Motion by the respondents William T. Tracy, Marilyn N. Tracy, Ronald M. Blau, Anne Tracy Bricker, and William Crandall to dismiss the appeal on the ground that prior appeals from intermediate decrees were dismissed for lack of prosecution.
Ordered that the motion is granted, and the appeals by all appellants except Lighthouse, Inc., are dismissed; and it is further,
Ordered that on the appeal by Lighthouse, Inc., the decree is reversed insofar as appealed from, on the law, and the matter is remitted to the Surrogate's Court, Westchester County, for further proceedings consistent herewith, and it is further,
Ordered that the appellant Lighthouse, Inc., is awarded one bill of costs, payable by the respondents.
We note at the outset that all of the appellants herein except the Lighthouse, Inc., were parties to prior appeals from intermediate decrees in this proceeding. Those appeals were dismissed by this Court for lack of prosecution by decision and order on motion dated September 12, 1989. Since the same issues raised on these appeals from the final decree could have been raised on appeal from the intermediate decrees, the parties to those prior appeals are precluded from seeking relief on this appeal (see, Bray v. Cox, 38 N.Y.2d 350, 355; Matter of Smith v McManus Sons, 101 A.D.2d 890). Disposition of the appeal by Lighthouse, Inc., however, requires that all of the appellants reap the benefits of our decision (see, Hecht v. City of New York, 60 N.Y.2d 57, 62).
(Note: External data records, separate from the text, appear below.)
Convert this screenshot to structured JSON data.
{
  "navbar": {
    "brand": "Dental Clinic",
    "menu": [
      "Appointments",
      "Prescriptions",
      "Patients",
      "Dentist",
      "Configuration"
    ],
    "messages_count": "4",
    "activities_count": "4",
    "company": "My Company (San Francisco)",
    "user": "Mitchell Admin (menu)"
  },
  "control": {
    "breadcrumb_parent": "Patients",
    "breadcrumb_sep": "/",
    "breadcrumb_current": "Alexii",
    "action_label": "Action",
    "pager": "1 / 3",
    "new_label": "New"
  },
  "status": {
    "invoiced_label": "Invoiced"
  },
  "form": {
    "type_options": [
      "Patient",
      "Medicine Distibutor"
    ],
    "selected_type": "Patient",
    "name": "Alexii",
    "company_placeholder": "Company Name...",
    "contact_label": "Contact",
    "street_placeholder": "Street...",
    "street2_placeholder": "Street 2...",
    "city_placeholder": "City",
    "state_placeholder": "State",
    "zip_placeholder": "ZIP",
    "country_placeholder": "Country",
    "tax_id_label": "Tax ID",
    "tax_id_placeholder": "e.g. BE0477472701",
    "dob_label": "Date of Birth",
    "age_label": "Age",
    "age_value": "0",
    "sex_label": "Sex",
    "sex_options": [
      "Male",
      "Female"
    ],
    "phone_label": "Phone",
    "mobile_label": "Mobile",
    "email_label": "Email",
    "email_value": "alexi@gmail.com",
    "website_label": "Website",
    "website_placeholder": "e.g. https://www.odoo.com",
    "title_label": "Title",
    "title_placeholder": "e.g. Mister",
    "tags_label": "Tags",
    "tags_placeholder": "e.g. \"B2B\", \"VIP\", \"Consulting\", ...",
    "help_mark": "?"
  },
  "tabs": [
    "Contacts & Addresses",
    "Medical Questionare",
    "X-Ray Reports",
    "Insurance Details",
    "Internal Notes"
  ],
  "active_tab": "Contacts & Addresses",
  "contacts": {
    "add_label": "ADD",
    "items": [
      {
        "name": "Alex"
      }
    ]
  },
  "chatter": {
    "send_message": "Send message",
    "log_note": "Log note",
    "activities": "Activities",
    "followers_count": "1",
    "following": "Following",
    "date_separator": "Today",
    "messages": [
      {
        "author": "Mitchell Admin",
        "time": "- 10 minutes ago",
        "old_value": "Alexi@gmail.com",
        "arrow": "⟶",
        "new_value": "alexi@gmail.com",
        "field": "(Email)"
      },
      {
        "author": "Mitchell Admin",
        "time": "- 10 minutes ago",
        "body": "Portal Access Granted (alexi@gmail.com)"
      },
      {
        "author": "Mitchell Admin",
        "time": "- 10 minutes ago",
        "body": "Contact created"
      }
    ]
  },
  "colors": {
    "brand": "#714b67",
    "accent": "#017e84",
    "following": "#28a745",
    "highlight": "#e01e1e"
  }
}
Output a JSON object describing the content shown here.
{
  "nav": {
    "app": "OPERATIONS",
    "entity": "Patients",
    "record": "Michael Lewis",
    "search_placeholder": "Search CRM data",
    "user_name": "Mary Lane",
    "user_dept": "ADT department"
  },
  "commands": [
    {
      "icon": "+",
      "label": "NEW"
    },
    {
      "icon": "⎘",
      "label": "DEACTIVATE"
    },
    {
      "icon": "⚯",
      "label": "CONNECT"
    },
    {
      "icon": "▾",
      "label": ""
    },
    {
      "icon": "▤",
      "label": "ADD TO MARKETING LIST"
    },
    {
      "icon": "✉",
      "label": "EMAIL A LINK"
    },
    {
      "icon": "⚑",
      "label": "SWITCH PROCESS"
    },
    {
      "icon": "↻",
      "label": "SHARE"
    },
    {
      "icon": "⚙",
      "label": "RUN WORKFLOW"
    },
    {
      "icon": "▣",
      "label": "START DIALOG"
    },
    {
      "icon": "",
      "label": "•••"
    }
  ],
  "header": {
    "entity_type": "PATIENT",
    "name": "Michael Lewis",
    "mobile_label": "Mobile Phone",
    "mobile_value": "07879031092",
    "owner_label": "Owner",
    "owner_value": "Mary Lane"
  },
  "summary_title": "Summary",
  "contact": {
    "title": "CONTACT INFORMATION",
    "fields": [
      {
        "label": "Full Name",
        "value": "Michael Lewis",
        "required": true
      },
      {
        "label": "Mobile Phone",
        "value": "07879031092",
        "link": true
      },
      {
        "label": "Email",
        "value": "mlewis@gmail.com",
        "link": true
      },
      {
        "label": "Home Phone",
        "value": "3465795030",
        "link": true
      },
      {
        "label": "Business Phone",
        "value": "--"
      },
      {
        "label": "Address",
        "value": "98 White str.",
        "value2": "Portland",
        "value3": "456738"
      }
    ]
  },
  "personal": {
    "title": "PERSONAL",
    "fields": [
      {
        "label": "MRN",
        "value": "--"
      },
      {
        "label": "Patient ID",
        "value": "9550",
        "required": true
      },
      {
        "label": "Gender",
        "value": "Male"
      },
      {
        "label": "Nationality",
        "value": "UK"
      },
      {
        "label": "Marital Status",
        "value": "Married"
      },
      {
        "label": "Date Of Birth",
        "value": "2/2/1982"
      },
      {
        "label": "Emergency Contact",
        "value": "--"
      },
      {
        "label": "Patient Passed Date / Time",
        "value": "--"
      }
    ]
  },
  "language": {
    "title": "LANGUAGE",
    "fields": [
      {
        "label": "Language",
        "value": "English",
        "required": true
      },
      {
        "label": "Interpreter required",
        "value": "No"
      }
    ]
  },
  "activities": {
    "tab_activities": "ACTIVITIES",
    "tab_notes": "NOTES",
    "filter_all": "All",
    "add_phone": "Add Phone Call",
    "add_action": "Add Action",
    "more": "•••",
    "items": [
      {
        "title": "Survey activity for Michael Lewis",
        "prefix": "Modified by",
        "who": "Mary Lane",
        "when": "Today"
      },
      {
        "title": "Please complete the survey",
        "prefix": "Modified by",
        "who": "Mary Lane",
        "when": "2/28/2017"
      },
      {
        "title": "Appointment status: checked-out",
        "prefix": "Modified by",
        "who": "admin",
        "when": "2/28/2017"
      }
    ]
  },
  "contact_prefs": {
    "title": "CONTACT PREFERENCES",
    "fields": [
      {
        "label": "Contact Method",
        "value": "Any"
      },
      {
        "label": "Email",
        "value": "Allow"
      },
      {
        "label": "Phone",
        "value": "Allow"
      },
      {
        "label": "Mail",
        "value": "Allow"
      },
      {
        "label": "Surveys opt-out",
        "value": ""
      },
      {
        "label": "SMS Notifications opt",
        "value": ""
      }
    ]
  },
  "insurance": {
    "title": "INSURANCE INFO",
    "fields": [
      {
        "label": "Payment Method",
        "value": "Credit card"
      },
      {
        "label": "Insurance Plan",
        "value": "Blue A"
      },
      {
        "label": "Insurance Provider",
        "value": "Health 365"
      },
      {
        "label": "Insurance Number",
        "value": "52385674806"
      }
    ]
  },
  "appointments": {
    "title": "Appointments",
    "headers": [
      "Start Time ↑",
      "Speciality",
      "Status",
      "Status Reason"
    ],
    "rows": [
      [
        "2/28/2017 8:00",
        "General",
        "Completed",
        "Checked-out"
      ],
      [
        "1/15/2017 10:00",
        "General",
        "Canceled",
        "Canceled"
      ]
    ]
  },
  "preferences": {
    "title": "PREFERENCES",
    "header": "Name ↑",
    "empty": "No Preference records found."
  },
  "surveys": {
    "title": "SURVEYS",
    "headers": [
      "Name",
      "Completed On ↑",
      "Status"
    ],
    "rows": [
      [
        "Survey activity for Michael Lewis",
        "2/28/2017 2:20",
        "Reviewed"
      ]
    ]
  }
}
The Surrogate improperly denied the motion by the petitioner Shirley C. Sigler and the appellant charities for a directed verdict on the issue of undue influence, since the evidence was insufficient to establish that Dorothy Ennis Tracy's exercise of the testamentary appointment was the result of undue influence (see, CPLR 4401). It is insufficient to raise a question of fact as to undue influence to demonstrate motive and opportunity without a showing that such influence was actually exercised (see, Matter of Fiumara, 47 N.Y.2d 845, 846; Matter of Walther, 6 N.Y.2d 49, 55; see also, Matter of Bianco, 195 A.D.2d 457 [decided herewith]). The inference of undue influence which could have been drawn from the fact that the petitioner, who was the drafter of Dorothy Tracy's will, was also a legatee of the will (see, Matter of Putnam, 257 N.Y. 140; Matter of Delorey, 141 A.D.2d 540), was rebutted by evidence that the petitioner had been a legatee under prior wills which were not drafted by the petitioner (see, Matter of Kemble, 149 A.D.2d 899). The remaining evidence was insufficient to prove that the petitioner exercised undue influence over Dorothy Tracy.
In light of our decision, we need not address the appellant's remaining contentions. Bracken, J.P., Ritter, Copertino and Santucci, JJ., concur.